Let $\alpha: I \to \mathbb{R}^n$, $n\geq 1$ be a differentiable regular curve such that all of it's tangent lines pass through origin. This means that for every $t\in I$ there exists $k(t) \in \mathbb{R}$ such that $\alpha(t)+k(t)\alpha'(t)=0$. So each coordinate $x$ of $\alpha$ satisfies the differential equation $x+kx'=0$. If $k$ was integrable and non-zero, the solutions to this equation would be $x=Ce^F$ where $F$ is an antiderivative of $-\frac{1}{k}$. And then it follows that the whole curve is a multiple of a constant and therefore contained in a line. However i don't see how to show if $k$ is necessarily integrable/continuous and non-zero.

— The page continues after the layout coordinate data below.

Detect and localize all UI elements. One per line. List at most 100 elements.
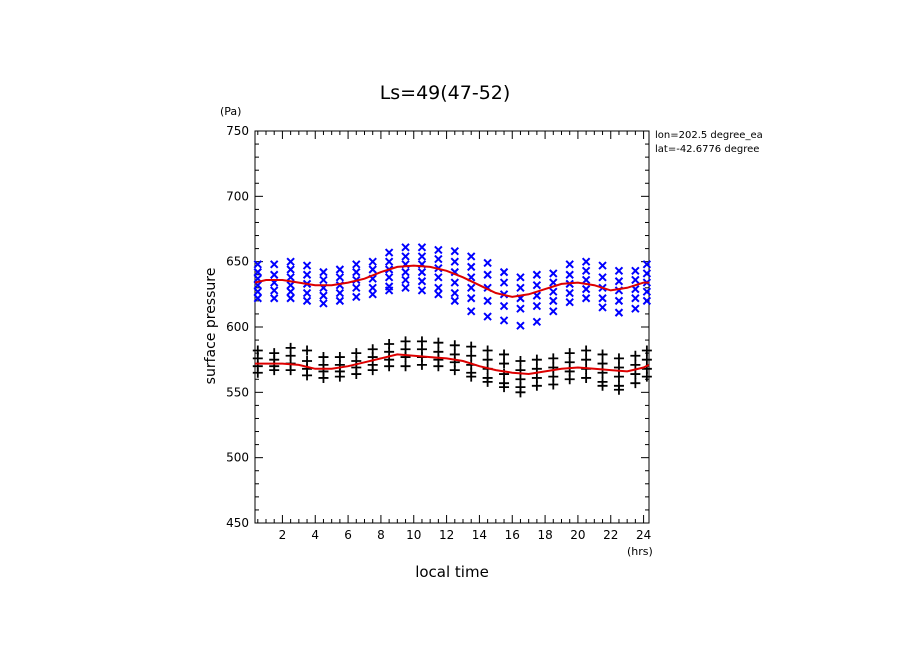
data-point-x <box>532 317 542 326</box>
data-point-x <box>466 262 476 272</box>
data-point-x <box>269 286 279 295</box>
data-point-x <box>269 294 279 303</box>
x-axis-label: local time <box>415 563 489 581</box>
data-point-plus <box>400 352 411 363</box>
data-point-x <box>269 270 279 279</box>
data-point-plus <box>482 376 493 387</box>
data-point-x <box>549 287 558 296</box>
x-tick-label: 4 <box>311 528 319 542</box>
data-point-plus <box>302 370 313 381</box>
x-unit-label: (hrs) <box>627 545 653 558</box>
data-point-x <box>401 275 410 285</box>
data-point-x <box>466 252 476 261</box>
data-point-x <box>302 296 312 306</box>
data-point-plus <box>548 379 559 390</box>
x-tick-label: 6 <box>344 528 352 542</box>
data-point-x <box>450 278 459 287</box>
data-point-x <box>286 265 295 274</box>
data-point-plus <box>285 365 296 376</box>
data-point-plus <box>581 372 592 383</box>
data-point-plus <box>466 341 477 352</box>
data-point-x <box>401 283 410 293</box>
data-point-plus <box>630 378 641 389</box>
data-point-plus <box>564 357 575 368</box>
data-point-x <box>253 287 262 296</box>
x-tick-label: 2 <box>279 528 287 542</box>
data-point-x <box>417 252 427 261</box>
data-point-x <box>466 283 476 293</box>
data-point-x <box>434 273 443 282</box>
data-point-plus <box>515 355 526 366</box>
data-point-plus <box>351 369 362 380</box>
data-point-x <box>335 288 345 298</box>
data-point-x <box>434 290 443 299</box>
data-point-x <box>450 296 459 306</box>
data-point-x <box>384 248 394 257</box>
data-point-plus <box>499 382 510 393</box>
data-point-x <box>483 258 492 268</box>
data-point-plus <box>613 353 624 364</box>
data-point-x <box>516 283 525 293</box>
x-tick-label: 22 <box>603 528 618 542</box>
data-point-plus <box>252 367 263 378</box>
data-point-x <box>631 275 640 285</box>
data-point-x <box>368 257 377 266</box>
data-point-x <box>335 265 345 274</box>
data-point-x <box>598 273 607 282</box>
data-point-x <box>581 284 591 294</box>
data-point-x <box>642 287 652 296</box>
data-point-x <box>434 245 443 255</box>
data-point-x <box>417 267 427 277</box>
chart-title: Ls=49(47-52) <box>380 82 511 104</box>
data-point-x <box>434 254 443 264</box>
data-point-plus <box>613 371 624 382</box>
x-tick-label: 8 <box>377 528 385 542</box>
data-point-x <box>417 286 427 295</box>
data-point-x <box>269 260 279 269</box>
data-point-x <box>565 297 574 307</box>
data-point-plus <box>466 371 477 382</box>
data-point-x <box>352 260 361 269</box>
data-point-x <box>319 267 328 277</box>
data-point-x <box>549 296 558 306</box>
data-point-plus <box>416 359 427 370</box>
data-point-x <box>614 308 624 317</box>
y-tick-label: 750 <box>226 124 249 138</box>
y-tick-label: 600 <box>226 320 249 334</box>
data-point-x <box>401 243 410 252</box>
data-point-plus <box>515 387 526 398</box>
y-unit-label: (Pa) <box>220 105 241 118</box>
data-point-x <box>319 275 328 285</box>
data-point-x <box>352 267 361 277</box>
data-point-x <box>466 307 476 316</box>
data-point-x <box>642 296 652 306</box>
data-point-x <box>286 294 295 303</box>
data-point-x <box>466 294 476 303</box>
x-tick-label: 16 <box>505 528 520 542</box>
data-point-plus <box>597 349 608 360</box>
fit-curve <box>255 353 650 376</box>
data-point-plus <box>581 345 592 356</box>
y-tick-label: 500 <box>226 451 249 465</box>
data-point-x <box>581 275 591 285</box>
data-point-plus <box>499 358 510 369</box>
data-point-x <box>631 304 640 313</box>
data-point-x <box>499 301 509 311</box>
data-point-x <box>450 288 459 298</box>
data-point-plus <box>499 349 510 360</box>
data-point-plus <box>269 365 280 376</box>
x-tick-label: 10 <box>406 528 421 542</box>
data-point-x <box>631 294 640 303</box>
data-point-x <box>253 294 262 303</box>
data-point-x <box>614 266 624 276</box>
data-point-x <box>614 296 624 306</box>
data-point-x <box>565 260 574 269</box>
data-point-x <box>499 278 509 287</box>
x-tick-label: 20 <box>570 528 585 542</box>
data-point-x <box>253 260 262 269</box>
data-point-x <box>286 257 295 266</box>
data-point-plus <box>630 359 641 370</box>
data-point-x <box>368 290 377 299</box>
data-point-plus <box>334 371 345 382</box>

Note: I am aware there is an easier way if the curve is twice differentiable. My question is more general.
Partial answer: In the following we assume that $|\alpha'|$ is locally bounded. This is the case when $\alpha$ is $C^1$.
Let $\epsilon >0$ and consider the curve $$ \alpha_\epsilon =\alpha |_{I_\epsilon}, $$ where $I_\epsilon = \alpha^{-1} \{y\in \mathbb R^n: | y| > \epsilon\}$ (that is, consider only the portion of $\alpha$ which is as least distance $\epsilon$ away from the origin). Then $I_\epsilon$ is open and is a disjoint union of connected components (which are intervals). It suffices to show that $\alpha_\epsilon$ is a straight line when restricted to each such intervals.
The condition gives the equality $$\tag{1}\alpha + k \alpha ' = 0,$$ -taking dot product with $\alpha'$ in (1) gives $$k = -\frac{\alpha \cdot \alpha '}{\|\alpha'\|^2}.$$ In particular, since $\alpha'$ is measureable (see here), $k$ is also measurable;
-also, (1) implies $$|k| =\frac{ \|\alpha'\|}{\|\alpha\|}.$$ Hence on $\alpha_\epsilon$ we have $|1/k|\le \|\alpha'\|\epsilon^{-1}$. Since $\|\alpha'\|$ is assumed to be locally bounded, $1/k$ is locally bounded, thus integrable.
As a result, as you did in the post, one obtains that $\alpha = C e^{F}$ on each connected component of $I_\epsilon$.